L’auteur suit en parallèle le cheminement de ces deux femmes. En alternant leur voix, elle fait ressortir d’abord les tourments d’une mère adoptive qui trouve le temps bien long avant que les ententes soient conclues. Le pire, c’est le questionnement qui taraude celle qui veut goûter au plaisir de la maternité via l’adoption. Tôt ou tard, cette option ressurgira sur l’enfant du couple. Comment réagira-t-il à son intégration forcée? Le dilemme est d’autant plus épineux qu’on lui rappellera sans cesse que ses yeux bridés ne cadrent pas avec la rondeur de ceux des Occidentaux. Dans un tel contexte, la problématique de l’adoption complique la découverte des repères de sa filiation.
Quant à la mère biologique, les moyens à sa disposition pour garder sa fille sont risibles. C’est un véritable déchirement quand Ai Van réussit à la voir quelques instants le jour de son départ. Après que la nourrice eut déposé son enfant dans les bras de la Québécoise, elle se colle à l’autocar pour lui jeter un dernier regard, qui s’accroche au passage à celui d’une femme heureuse.

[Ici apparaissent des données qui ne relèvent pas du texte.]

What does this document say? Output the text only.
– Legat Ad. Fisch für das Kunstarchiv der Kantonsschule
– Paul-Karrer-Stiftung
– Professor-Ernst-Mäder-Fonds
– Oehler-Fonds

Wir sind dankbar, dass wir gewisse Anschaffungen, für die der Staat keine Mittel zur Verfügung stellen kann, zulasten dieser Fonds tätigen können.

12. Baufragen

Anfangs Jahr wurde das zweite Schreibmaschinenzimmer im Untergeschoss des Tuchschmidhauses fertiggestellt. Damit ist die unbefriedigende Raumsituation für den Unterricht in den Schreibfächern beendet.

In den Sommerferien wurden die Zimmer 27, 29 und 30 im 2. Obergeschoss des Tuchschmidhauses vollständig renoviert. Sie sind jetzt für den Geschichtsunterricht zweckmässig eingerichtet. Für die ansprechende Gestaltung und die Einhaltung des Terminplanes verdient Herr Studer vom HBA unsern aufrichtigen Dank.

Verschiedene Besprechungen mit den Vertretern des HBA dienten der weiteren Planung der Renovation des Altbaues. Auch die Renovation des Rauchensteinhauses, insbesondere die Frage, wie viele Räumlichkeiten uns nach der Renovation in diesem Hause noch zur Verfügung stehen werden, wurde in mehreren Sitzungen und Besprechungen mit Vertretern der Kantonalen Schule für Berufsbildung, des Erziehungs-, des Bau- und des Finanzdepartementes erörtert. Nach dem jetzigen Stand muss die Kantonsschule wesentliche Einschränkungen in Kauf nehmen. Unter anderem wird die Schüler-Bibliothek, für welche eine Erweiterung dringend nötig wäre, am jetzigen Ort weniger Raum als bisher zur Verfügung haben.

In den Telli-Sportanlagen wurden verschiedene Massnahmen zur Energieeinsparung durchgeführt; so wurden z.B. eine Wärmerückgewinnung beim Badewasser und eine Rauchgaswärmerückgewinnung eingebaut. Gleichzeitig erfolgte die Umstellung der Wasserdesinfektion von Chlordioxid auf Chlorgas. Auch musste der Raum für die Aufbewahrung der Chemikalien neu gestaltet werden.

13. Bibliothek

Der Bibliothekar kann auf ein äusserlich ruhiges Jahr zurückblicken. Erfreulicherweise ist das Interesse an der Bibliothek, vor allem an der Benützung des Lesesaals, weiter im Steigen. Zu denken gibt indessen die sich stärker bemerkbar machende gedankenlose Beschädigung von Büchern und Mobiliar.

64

En bonne Vietnamienne, elle se résigne pour réparer son affront aux ancêtres.
Pour écrire ce court roman, Linda Amyot a choisi la forme du témoignage. Ses héroïnes racontent à tour de rôle les sentiments qui les habitent à l’égard d’une naissance qui enrichira l’une au détriment de l’autre. Même si c’est succinct, l’œuvre n’en est pas moins dense grâce à une écriture épurée, capable de drainer à la fois la culture du Vietnam et le cœur de deux femmes présentées dans toute leur authenticité.